In contrast to the Kantian notion that the donor is merely a means to an end (the end being the health of the recipient), the bodily autonomy argument suggests that the donation is an expression of dignity through the exercise of free choice over the use of the donor's own body.
This is a liberal approach to the issue, and tends to be argued also in the context of an economic argument. Economics would suggest that the market mechanism is the most efficient means of allocation of scarce resources (including human tissue and organs). Monetary incentives (profit, rather than compensation) would drive the market. Similarly, it is suggested that within a market, those most able to bear the cost of donation (both physically and financially) will be those who participate.  

Health Economics

While the government's announcement occurs within the context of this debate, there is likely to be a pragmatic system-wide reason behind the decision - namely that the health costs of supporting those waiting for an organ donation will be reduced if more organ transplants occur. In this way, the grants may be cheaper than the alternative and benefit on a large scale. This contrasts with the more individual analysis of commodification and individual freedom.

Leading the Way

On balance, this decision could well represent a step that helps to break a stand-off between these two arguments. If well implemented with full regard for the dignity and autonomy of the donors and their recipients, this decision could lead the way for policy advances in many presently-contested areas of health and bio-ethics. 

1 comment:

  1. My worry is that a profit model will see the most vulnerable people on the socio-economic scale putting their hands up to volunteer tissue and organs. I'm no clinician, but I don't have a great feeling about young, healthy but rather disadvantaged folks giving up a kidney for a monetary gain ('Hey, I've got two! I can part with one!') when kidney related illnesses are very high in this country, especially in the Indigenous Australian population.

    Wouldn't consent also become an issue, if you essentially contract out of your right to withdraw it? Look at marrow transplantation: When you donate marrow, the person to whom it is being transplanted to has all of theirs destroyed to make way for yours. They are immuno-suppressed to stop their body fighting off your marrow, but that means that they then cannot fight off *anything*. I think that you can still withdraw your consent to donate marrow because of the invasive nature of the procedure. You won't win any friends, of course, but you'll keep yourself off of a gurney if you decide you really cannot go through with it. What happens if you've contracted to donate for money?

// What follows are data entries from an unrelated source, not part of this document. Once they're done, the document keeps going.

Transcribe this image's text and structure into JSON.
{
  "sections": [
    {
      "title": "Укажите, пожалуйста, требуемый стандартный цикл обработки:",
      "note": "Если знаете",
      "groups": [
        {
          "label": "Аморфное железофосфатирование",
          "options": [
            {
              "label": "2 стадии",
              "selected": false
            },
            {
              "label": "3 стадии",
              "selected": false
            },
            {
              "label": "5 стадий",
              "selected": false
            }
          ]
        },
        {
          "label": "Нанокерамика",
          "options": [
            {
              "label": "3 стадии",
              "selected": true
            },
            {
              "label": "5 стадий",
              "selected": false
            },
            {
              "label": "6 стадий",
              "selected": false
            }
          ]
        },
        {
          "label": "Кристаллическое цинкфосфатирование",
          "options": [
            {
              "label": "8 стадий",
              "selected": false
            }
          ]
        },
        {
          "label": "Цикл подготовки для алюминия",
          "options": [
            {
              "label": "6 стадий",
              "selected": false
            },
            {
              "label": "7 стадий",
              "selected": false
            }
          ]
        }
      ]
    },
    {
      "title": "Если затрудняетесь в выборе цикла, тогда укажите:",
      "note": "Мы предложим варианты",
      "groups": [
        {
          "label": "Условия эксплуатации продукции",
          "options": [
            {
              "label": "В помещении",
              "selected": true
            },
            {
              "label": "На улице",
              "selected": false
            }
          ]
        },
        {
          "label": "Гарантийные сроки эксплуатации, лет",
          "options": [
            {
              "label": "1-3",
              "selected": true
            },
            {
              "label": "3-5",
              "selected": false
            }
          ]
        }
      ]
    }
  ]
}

    Four Corners recently did a brilliant (but very confronting) documentary on the lives of people affected by organ donation. I suspect that most people do not realize how precise the conditions for organ donations are. In cases where the potential donor is on their deathbed, devastated families often reject the person's wish to be a donor, because in the end, they are the ones tasked with the difficult decision to 'pull the plug'. They find that they cannot do so, even if the person can't live without a respirator/has lost significant brain function.

    I think that if more people had that discussion with their families, organ waitlists might improve.

    NB: if there are any folks with a clinical background on Kate's blog, feel free to correct me. I'm only working on secondhand knowledge.